In 1914 Belgium had a population of around 7.5 million. A prosperous trading nation, with major ports at Antwerp and Ostend, Belgium had good supplies of coal and iron and an efficient railway system.

Belgium had universal male suffrage but the well-educated and wealthy were allowed up to three votes each. In 1914 power was held by Baron de Broqueville and his Catholic Party.

Belgium had a small regular army of 43,000 men with another 115,000 trained reserves. The Belgian Air Force had only one squadron of 12 aircraft.

A total of 267,000 men served in the Belgian Army in the First World War, of whom about 54,000 were wounded and 14,000 killed.

The fascist Rexist Party, led by Leon Degrelle, was established in 1930, and expounded policies of Anti-Semitism and anti-Communism but was rejected by the Belgian electorate.
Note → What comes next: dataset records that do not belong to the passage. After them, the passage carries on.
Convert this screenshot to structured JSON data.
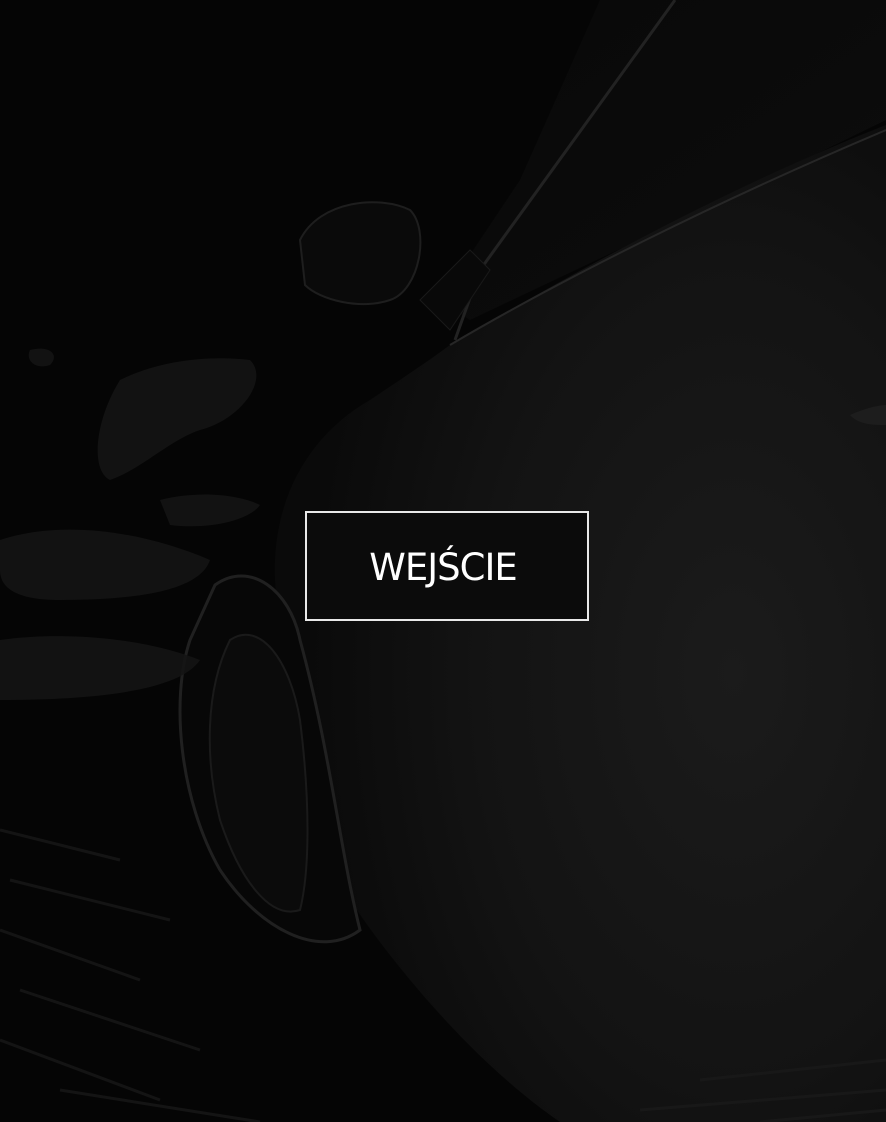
{
  "splash": {
    "background_image": "dark-car-side-view",
    "enter_label": "WEJŚCIE",
    "colors": {
      "background": "#060606",
      "button_border": "#e9e9e9",
      "button_fill": "#0b0b0b",
      "label": "#ffffff"
    }
  }
}
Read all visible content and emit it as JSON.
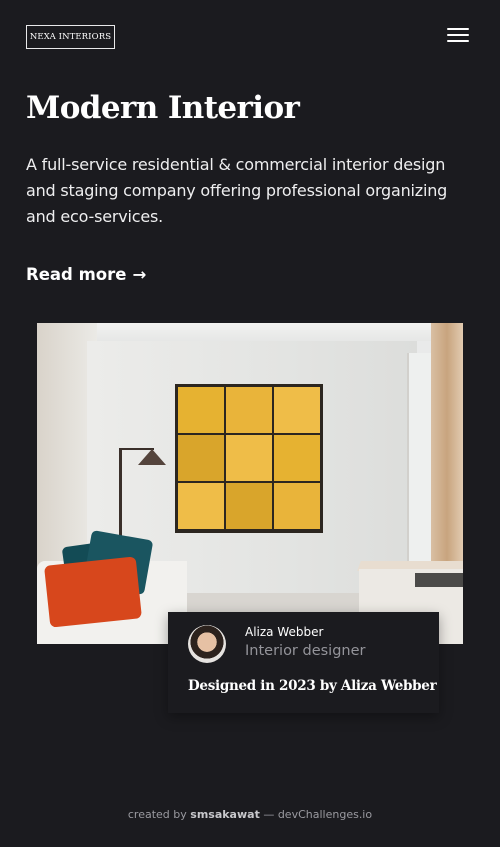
{
  "header": {
    "logo": "NEXA INTERIORS",
    "menu_icon": "hamburger-menu-icon"
  },
  "hero": {
    "title": "Modern Interior",
    "description": "A full-service residential & commercial interior design and staging company offering professional organizing and eco-services.",
    "read_more": "Read more",
    "read_more_arrow": "→"
  },
  "image": {
    "alt": "Modern living room with yellow wall art, floor lamp and sofa with teal and orange pillows"
  },
  "designer": {
    "name": "Aliza Webber",
    "role": "Interior designer",
    "credit": "Designed in 2023 by Aliza Webber"
  },
  "footer": {
    "prefix": "created by",
    "author": "smsakawat",
    "separator": "—",
    "site": "devChallenges.io"
  },
  "colors": {
    "background": "#1b1b1f",
    "text": "#ffffff",
    "muted": "#94949a"
  }
}
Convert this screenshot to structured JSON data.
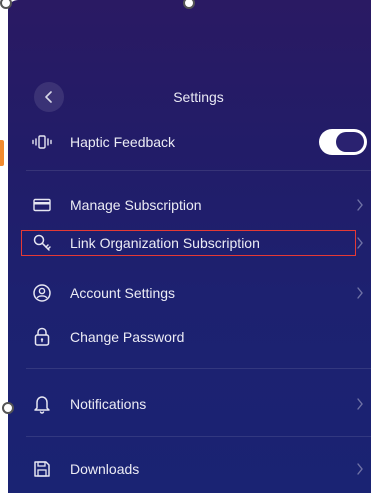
{
  "header": {
    "title": "Settings"
  },
  "rows": {
    "haptic": {
      "label": "Haptic Feedback",
      "toggle_on": true
    },
    "manage_subscription": {
      "label": "Manage Subscription"
    },
    "link_org_subscription": {
      "label": "Link Organization Subscription"
    },
    "account_settings": {
      "label": "Account Settings"
    },
    "change_password": {
      "label": "Change Password"
    },
    "notifications": {
      "label": "Notifications"
    },
    "downloads": {
      "label": "Downloads"
    }
  },
  "icons": {
    "back": "chevron-left-icon",
    "haptic": "vibration-icon",
    "manage_subscription": "credit-card-icon",
    "link_org_subscription": "key-icon",
    "account_settings": "account-circle-icon",
    "change_password": "lock-icon",
    "notifications": "bell-icon",
    "downloads": "save-icon",
    "chevron": "chevron-right-icon"
  },
  "colors": {
    "background_top": "#2a1a63",
    "background_bottom": "#1a2373",
    "text": "#ececf5",
    "highlight": "#e53935",
    "side_tab": "#f28a2e"
  }
}
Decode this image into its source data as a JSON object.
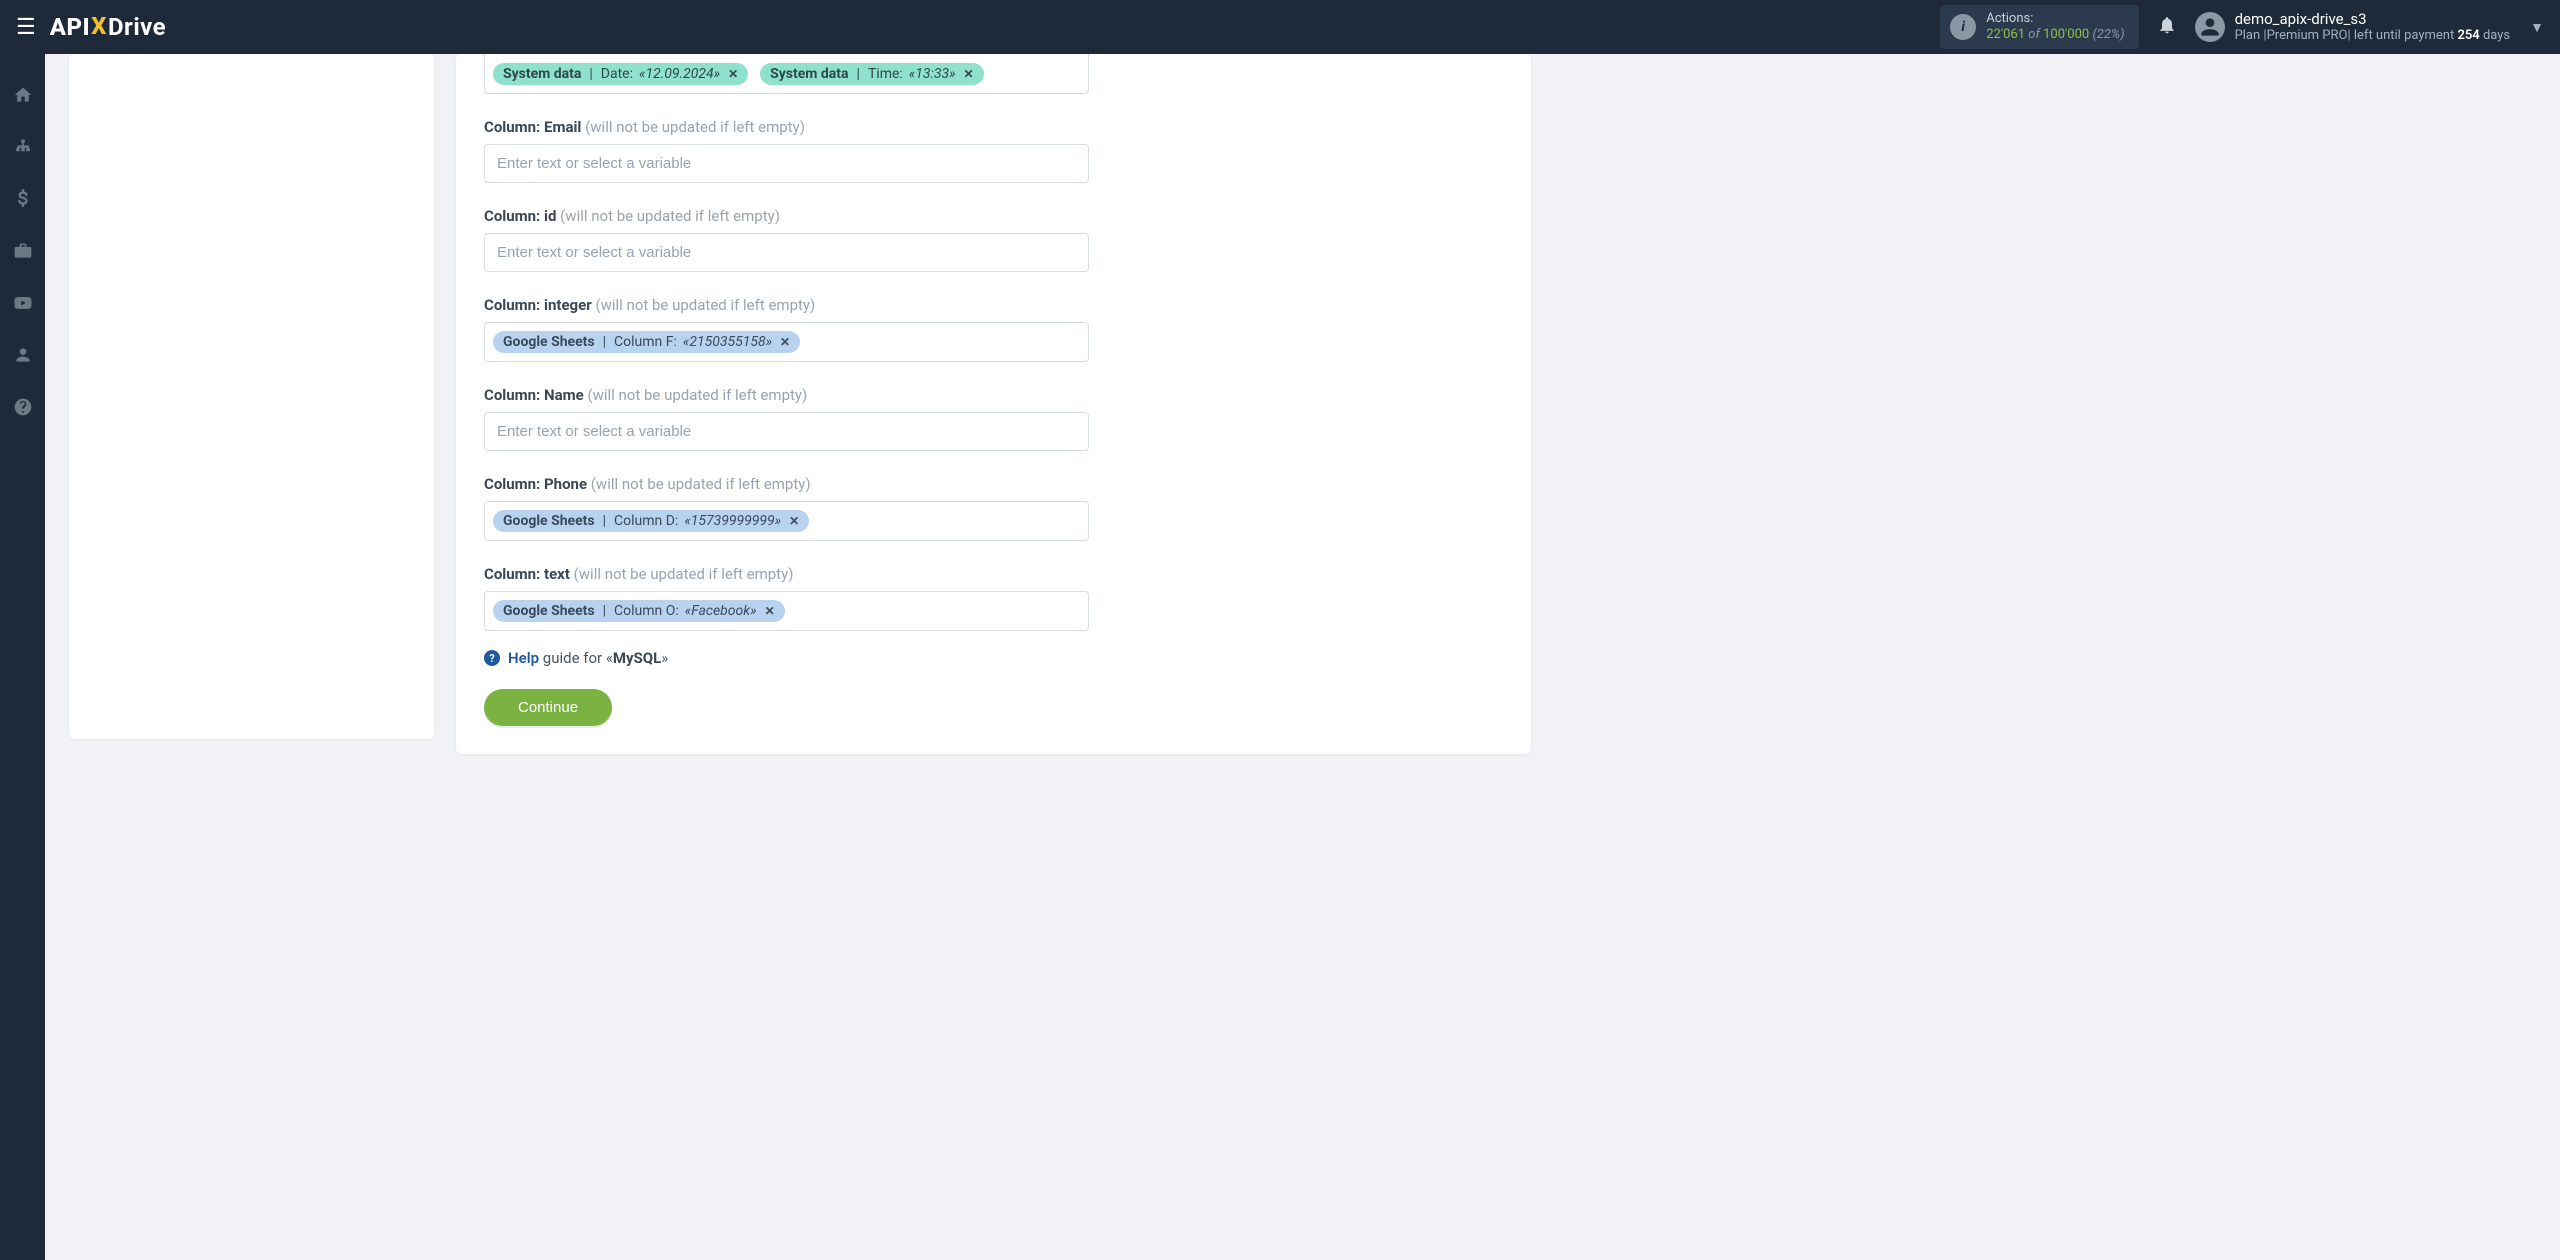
{
  "header": {
    "logo_part1": "API",
    "logo_x": "X",
    "logo_part2": "Drive",
    "actions_label": "Actions:",
    "actions_used": "22'061",
    "actions_of": "of",
    "actions_total": "100'000",
    "actions_pct": "(22%)",
    "user_name": "demo_apix-drive_s3",
    "plan_prefix": "Plan |",
    "plan_name": "Premium PRO",
    "plan_mid": "| left until payment ",
    "plan_days": "254",
    "plan_suffix": " days"
  },
  "form": {
    "top_tags": [
      {
        "src": "System data",
        "label": "Date:",
        "val": "«12.09.2024»"
      },
      {
        "src": "System data",
        "label": "Time:",
        "val": "«13:33»"
      }
    ],
    "placeholder": "Enter text or select a variable",
    "hint": "(will not be updated if left empty)",
    "fields": {
      "email": {
        "label": "Column: Email"
      },
      "id": {
        "label": "Column: id"
      },
      "integer": {
        "label": "Column: integer",
        "tag": {
          "src": "Google Sheets",
          "label": "Column F:",
          "val": "«2150355158»"
        }
      },
      "name": {
        "label": "Column: Name"
      },
      "phone": {
        "label": "Column: Phone",
        "tag": {
          "src": "Google Sheets",
          "label": "Column D:",
          "val": "«15739999999»"
        }
      },
      "text": {
        "label": "Column: text",
        "tag": {
          "src": "Google Sheets",
          "label": "Column O:",
          "val": "«Facebook»"
        }
      }
    },
    "help_word": "Help",
    "help_text": "guide for «",
    "help_target": "MySQL",
    "help_suffix": "»",
    "continue": "Continue"
  }
}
Under the supreme command of Leopold III, the Belgian Army fought against the German Army when it invaded the country on 10th May 1940. However, without tanks, and very few aniti-aircraft and anti-tank guns, the government was forced to surrender eighteen days later.

Leopold III was arrested and interned in Belgium. Later he was moved to Austria and Germany. General Alexander von Falkenhausen became the military governor. The Rexist Party supported the new government and the resistance was active in Belgium.

Falkenhausen disapproved of Nazism and made some attempt to limit the arrest and murder of Jews in Belgium. It is estimated that two-thirds of the country's 90,000 Jews survived the occupation. By the time that Belgium was liberated in 1944 Falkenhausen was himself in a German Concentration Camp.

After the war Leopold III was accused of collaborating with Adolf Hitler and a referendum in Belgium voted against his return to the country.

Primary Sources

(1) William Shirer, CBS Broadcast from Berlin (11th May, 1940)

It's still difficult to realize from the atmosphere in the streets of Berlin that the war has now entered its decisive phase, with Germany's powerful army sweeping into Belgium and the Netherlands.

I mean, yesterday and today have been so normal here. People going about their business just as usual. No excitement in the air. When I came up to the studio just now, I noticed that repair work on the streets was going on just as before. Workers were busy on new buildings. No excitement discernible in them.

The morning papers all headline the results after the first day of this decisive battle. These are, in the main, that in Holland the German nut-cracker reached the Yssel Line, which is the first Dutch line of defense. That further south, the advancing German troops crossed at several places the River Maas, just inside the Dutch frontier. That Maastricht was captured, which means that the Dutch province of Limburg, which juts down between Belgium and Germany, was completely overrun on the first day, and that the Germans have now crossed the Albert Canal west

of Maastricht.

I toured along the Albert Canal last year soon after it was completed, and it forms a fairly strong defensive line, running as it does across northern Belgium from Maastricht to Antwerp. The canal, when I saw it, was dotted with bunkers, and the Belgians thought it would be a hard piece of water to cross. German correspondents with their army report that the first two or three of these bunkers at the extreme eastern end of the canal have been taken, largely, one gathers from their dispatches, by aerial bombings.

That the Germans are using air superiority to the full became apparent shortly after yesterday's operations began. And several German correspondents with the air force report on the bombings and machine-gunnings which were carried out yesterday on Dutch, Belgian, and French airbases, and on troops and communications behind the lines. They report for the most part having met a lot of anti-aircraft fire, but little opposition from fighters.

German army engineers are also playing a prominent part in the German drive, as indeed they did in the Polish and Belgian campaigns. The German correspondents report that there has been a great deal of blowing up of bridges by the retreating Dutch and Belgians, but that German engineers are putting up emergency bridges in great haste. The same German correspondents also report - and this is interesting - that yesterday enemy airplanes certainly did not strafe the advancing German troops.